U.S. Pat. No. 4,843,265, issued on Jun. 27, 1989, to Jiang, discloses a temperature compensating circuit that generates inverse variations in a field-effect transistor, achieved by charging a capacitor to a voltage and discharging the capacitor through a field-effect transistor in response to the fluctuations.
Also known to the field of art is the use of photovoltaic diodes to produce a current isolated from the current of the light source. Light sources capable of exciting current in photovoltaic diodes include light-emitting diodes. Prior art that demonstrates these uses include:
U.S. Pat. No. 5,805,062, issued on Sep. 8, 1998, to Pearlman, discloses an isolation amplifier that transmits data to a receiver via a current loop, where the isolated portion of the circuit is powered by a photovoltaic array illuminated by a light source, optionally an array of same frequencied light-emitting diodes.
A device is commercially available, referred to as an optically coupled floating power source, that is composed of one or more light-emitting diodes and one or more photovoltaic diodes, disposed within an opaque package in such a way that light from the light-emitting diodes impinge on the photovoltaic diodes, thereby generating a current in the photovoltaic diodes in response to the current supplied to the light-emitting diodes.
It would be an improvement to the field to create a bias voltage from a power source comprises of at least one light-emitting diode stimulating matched currents in at least two electrically isolated photovoltaic diodes, such that the circuit of one diode is used to provide a feedback voltage to an operational amplifier driving the light-emitting diode, thereby stabilizing the output voltage in both of the photovoltaic diode circuits.
It would be a further improvement to provide a distance between the bias source and detector due to the temperature of the detector.
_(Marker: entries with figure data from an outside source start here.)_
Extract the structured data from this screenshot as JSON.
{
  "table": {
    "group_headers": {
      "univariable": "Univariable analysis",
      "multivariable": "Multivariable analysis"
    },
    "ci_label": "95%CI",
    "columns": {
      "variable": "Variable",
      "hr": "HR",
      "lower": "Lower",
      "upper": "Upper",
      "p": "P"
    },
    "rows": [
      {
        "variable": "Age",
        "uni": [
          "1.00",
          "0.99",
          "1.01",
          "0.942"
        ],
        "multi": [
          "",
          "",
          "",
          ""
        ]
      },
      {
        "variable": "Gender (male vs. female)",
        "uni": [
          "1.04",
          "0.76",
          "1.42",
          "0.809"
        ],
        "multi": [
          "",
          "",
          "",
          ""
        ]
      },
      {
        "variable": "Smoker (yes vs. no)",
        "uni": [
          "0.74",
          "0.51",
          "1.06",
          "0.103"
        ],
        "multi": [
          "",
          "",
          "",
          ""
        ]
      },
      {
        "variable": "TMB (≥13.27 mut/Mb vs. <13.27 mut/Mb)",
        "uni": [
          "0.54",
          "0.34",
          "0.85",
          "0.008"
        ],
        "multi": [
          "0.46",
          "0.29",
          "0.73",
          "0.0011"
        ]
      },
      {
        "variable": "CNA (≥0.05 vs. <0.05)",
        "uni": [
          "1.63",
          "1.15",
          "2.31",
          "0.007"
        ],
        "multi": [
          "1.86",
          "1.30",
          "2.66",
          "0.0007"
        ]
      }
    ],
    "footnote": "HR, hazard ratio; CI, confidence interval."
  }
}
Such distance however typically requires shielding of the connection between the electronics and the detector, typically by coaxial cabling. The use of such shielding introduces capacitance which creates a pathway into the electronics for current noise resulting from the voltage noise in the bias generator. Low noise in the bias generator therefore becomes more critical under these circumstances.